Goodman was a member of the Australian women's eight who initially missed qualification for the 2016 Rio Olympics but received a late call up following the Russian drug scandal. WADA had discovered Russian state sponsored drug testing violations and the IOC acted to protect clean athletes and set strict entry guidelines for Russian athletes resulting in most of their rowers and nearly all of their crews being withdrawn from the Olympic regatta. The crew had dispersed two months earlier after their failure to qualify but reconvened, travelled at the last minute to Rio and borrowed a shell. They finished last in their heat, last in the repechage and were eliminated.

After the Olympics Goodman continued to compete at the highest level and in 2017 she was selected at stroke in Australia's coxless four with Lucy Stephan, Katrina Werry, and Sarah Hawe. They competed at the World Rowing Cups II and III and as a foursome they didn't lose a race in the international season. At the 2017 World Rowing Championships in Sarasota, Florida it was to be no different. They won their heat and started slow in the final sitting in sixth place at the 500m and fifth place at the 1000m mark. In third 500m they began to push on the Dutch and were joined by Poland and Russia all challenging for the podium. In the final sprint, Stephan called Goodman to up the rating and at 43 strokes per minute the Australian four surged into the lead to claim gold and the world championships title ahead of Poland and Russia.

With Katrina Werry changed out for Rosemary Popa the world champion four stayed together into 2018 and started their 2018 international campaign with a gold medal win at the World Rowing Cup II in Linz, Austria. In their second competitive outing of the 2018 international season in an Australian selection eight and racing as the Georgina Hope Rinehart National Training Centre, after Rowing Australia patron, Gina Rinehart, Goodman stroked the crew to victory in the 2018 Remenham Challenge Cup at the Henley Royal Regatta. The following week back in the coxless four, Goodman won another gold at the World Rowing Cup III in Lucerne. By the time of 2018 World Rowing Championships Popa was out of the four with an injury and Kat Werry back in. Seated as they had been in 2017, the Australian four won their heat, were surprised by new combination USA crew in the semi and then in the final placed second to the USA and finished with world championship silver.

In 2019 Goodman was again picked in Australian women's sweep squad for the international season.
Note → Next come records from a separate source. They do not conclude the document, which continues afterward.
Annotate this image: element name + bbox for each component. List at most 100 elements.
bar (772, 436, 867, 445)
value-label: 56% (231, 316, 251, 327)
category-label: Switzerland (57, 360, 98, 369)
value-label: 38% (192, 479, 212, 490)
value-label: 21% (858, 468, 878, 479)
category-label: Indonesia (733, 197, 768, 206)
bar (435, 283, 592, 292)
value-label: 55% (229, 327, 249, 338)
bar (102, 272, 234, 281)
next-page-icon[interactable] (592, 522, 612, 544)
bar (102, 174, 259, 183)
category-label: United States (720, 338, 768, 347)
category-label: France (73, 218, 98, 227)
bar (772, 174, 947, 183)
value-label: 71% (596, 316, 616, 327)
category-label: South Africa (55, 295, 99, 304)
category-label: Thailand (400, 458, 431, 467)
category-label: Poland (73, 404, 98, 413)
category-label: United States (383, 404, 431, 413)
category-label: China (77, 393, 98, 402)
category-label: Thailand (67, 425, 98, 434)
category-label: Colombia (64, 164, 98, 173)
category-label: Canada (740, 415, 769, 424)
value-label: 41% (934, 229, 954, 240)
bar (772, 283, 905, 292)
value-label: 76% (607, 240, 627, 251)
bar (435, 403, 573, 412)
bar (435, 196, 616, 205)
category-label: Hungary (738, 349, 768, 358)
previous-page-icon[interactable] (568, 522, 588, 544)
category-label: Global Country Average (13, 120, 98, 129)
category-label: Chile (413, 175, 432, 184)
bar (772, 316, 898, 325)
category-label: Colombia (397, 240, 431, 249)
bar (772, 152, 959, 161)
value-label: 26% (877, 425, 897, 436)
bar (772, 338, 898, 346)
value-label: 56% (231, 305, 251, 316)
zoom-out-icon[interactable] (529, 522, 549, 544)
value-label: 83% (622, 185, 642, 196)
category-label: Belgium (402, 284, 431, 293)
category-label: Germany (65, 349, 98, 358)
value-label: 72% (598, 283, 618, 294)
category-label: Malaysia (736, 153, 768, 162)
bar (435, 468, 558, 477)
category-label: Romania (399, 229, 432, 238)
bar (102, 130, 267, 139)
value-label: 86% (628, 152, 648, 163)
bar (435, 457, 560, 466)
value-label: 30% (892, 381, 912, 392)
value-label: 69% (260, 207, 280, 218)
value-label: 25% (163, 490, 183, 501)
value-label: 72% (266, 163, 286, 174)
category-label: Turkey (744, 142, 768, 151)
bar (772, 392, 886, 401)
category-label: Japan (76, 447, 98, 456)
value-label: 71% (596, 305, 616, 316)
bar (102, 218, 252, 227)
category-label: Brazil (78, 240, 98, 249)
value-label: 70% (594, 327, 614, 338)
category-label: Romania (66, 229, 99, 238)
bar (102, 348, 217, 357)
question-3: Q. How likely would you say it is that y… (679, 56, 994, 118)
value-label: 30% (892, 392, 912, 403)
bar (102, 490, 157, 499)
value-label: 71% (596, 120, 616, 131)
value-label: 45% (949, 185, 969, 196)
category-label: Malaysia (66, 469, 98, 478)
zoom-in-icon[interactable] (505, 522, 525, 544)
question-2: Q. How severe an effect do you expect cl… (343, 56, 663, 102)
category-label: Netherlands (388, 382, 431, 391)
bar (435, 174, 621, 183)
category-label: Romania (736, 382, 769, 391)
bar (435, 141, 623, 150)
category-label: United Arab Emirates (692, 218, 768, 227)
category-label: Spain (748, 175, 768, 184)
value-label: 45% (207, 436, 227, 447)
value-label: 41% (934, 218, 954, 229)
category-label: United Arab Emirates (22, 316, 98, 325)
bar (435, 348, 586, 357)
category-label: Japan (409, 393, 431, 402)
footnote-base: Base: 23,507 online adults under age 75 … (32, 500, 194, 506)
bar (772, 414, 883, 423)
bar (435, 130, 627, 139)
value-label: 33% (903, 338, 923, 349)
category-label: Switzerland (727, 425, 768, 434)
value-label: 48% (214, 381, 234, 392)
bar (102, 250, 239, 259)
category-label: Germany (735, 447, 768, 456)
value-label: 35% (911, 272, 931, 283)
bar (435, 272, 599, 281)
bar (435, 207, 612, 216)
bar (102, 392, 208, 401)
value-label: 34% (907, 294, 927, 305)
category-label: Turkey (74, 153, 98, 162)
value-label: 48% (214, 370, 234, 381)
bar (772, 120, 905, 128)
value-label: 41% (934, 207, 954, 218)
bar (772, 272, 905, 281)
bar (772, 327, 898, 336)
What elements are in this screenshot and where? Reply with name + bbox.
In an effort to qualify the women's eight for the 2020 Olympics, selectors made some changes between the coxless four and the eight. Goodman was selected to stroke the Australian women's eight and led them to a gold medal win at Rowing World Cup II in Poznan and to a silver medal at WRC III in Rotterdam. Goodman was then selected to race in Australia's women's eight at the 2019 World Rowing Championships in Linz, Austria. The eight were looking for a top five finish at the 2019 World Championships to qualify for the Tokyo Olympics. They placed second in their heat, came through the repechage and led in the final from the start and at all three 500m marks till they were overrun by New Zealand by 2.7secs. The Australian eight took the silver medal and qualified for Tokyo 2020.

At the Tokyo 2020 Olympics, the Australian women's eight were placed third in their heat, fourth in the repechage and fifth in the Olympic A final. Had they managed to maintain their time of 5:57:15 that they achieved in their repechage they would have beaten the winners, Canada, by nearly two seconds and won the gold medal.
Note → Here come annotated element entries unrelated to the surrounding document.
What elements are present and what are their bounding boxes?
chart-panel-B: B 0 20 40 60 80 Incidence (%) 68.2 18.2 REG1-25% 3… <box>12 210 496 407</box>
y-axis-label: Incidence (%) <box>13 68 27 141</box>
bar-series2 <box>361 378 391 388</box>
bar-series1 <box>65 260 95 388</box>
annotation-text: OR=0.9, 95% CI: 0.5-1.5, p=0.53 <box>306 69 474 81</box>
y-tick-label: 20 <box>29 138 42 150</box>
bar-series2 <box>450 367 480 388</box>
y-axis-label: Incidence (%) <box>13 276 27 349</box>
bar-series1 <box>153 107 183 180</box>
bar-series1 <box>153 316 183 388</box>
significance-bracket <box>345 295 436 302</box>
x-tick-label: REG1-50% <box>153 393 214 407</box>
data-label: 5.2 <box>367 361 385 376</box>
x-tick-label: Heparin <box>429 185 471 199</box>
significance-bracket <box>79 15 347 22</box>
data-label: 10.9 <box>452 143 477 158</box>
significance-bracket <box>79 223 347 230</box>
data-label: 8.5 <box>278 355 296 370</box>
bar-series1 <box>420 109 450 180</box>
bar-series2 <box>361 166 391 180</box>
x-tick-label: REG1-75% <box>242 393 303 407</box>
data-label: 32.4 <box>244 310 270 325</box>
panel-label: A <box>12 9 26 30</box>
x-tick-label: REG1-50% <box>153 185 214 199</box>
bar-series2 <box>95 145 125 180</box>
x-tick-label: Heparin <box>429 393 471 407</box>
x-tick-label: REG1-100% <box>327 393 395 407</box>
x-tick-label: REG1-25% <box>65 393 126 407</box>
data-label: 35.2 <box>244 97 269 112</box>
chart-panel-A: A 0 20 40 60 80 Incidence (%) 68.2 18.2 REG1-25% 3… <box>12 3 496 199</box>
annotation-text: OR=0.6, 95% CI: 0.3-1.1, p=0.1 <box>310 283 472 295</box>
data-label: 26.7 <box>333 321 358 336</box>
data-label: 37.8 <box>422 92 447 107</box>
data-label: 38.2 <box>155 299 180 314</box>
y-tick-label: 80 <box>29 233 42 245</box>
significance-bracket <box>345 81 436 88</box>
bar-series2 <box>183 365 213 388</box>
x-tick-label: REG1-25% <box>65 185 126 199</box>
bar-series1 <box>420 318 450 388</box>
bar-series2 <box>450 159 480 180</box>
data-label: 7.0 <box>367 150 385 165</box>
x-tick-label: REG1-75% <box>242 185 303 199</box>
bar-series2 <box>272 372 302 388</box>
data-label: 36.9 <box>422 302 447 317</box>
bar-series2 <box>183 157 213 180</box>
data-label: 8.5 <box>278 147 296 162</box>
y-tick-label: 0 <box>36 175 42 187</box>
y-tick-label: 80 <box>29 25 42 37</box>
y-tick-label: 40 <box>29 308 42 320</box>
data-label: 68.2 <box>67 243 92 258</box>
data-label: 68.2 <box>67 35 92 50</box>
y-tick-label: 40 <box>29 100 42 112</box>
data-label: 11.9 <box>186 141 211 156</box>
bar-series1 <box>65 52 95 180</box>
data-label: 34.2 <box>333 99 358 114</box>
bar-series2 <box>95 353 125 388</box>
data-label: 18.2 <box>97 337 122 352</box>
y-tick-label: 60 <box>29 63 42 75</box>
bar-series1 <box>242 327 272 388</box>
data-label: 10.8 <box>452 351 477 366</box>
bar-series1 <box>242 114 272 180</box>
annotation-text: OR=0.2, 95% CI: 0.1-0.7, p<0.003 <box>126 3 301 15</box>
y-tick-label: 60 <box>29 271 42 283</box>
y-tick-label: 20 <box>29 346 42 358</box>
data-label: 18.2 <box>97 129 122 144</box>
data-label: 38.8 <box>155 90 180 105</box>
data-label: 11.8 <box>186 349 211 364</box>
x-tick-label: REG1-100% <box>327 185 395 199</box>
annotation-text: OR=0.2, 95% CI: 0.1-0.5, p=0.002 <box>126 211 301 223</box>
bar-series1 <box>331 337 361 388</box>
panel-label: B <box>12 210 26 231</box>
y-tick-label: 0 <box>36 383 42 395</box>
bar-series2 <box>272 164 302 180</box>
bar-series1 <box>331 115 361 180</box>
In March 2023 Goodman was again selected in the Australian senior women's sweep-oar squad for the 2023 international season. At the Rowing World Cup II in Varese Italy, Goodman raced in the Australian women's eight. They led from the start in the A final and won the gold medal. At 2023's RWC III in Lucerne, the eight was unchanged. In the final they led through to the 1500m mark but finished in third place for the bronze medal.
For the 2023 World Rowing Championships in Belgrade Serbia, the Australian women's eight was unchanged aside from some seat shifts in the bow end and Goodman again raced in the seven seat. They finished 2nd in their heat and then needed to proceed through a repechage which they won. In the A final they led through the first 1000m on a low rating of 37/38 but were rowed through by the high-rating Romanians and a fast finishing USA eight. The Australians won the bronze medal, a 3rd place world ranking and Paris 2024 qualification.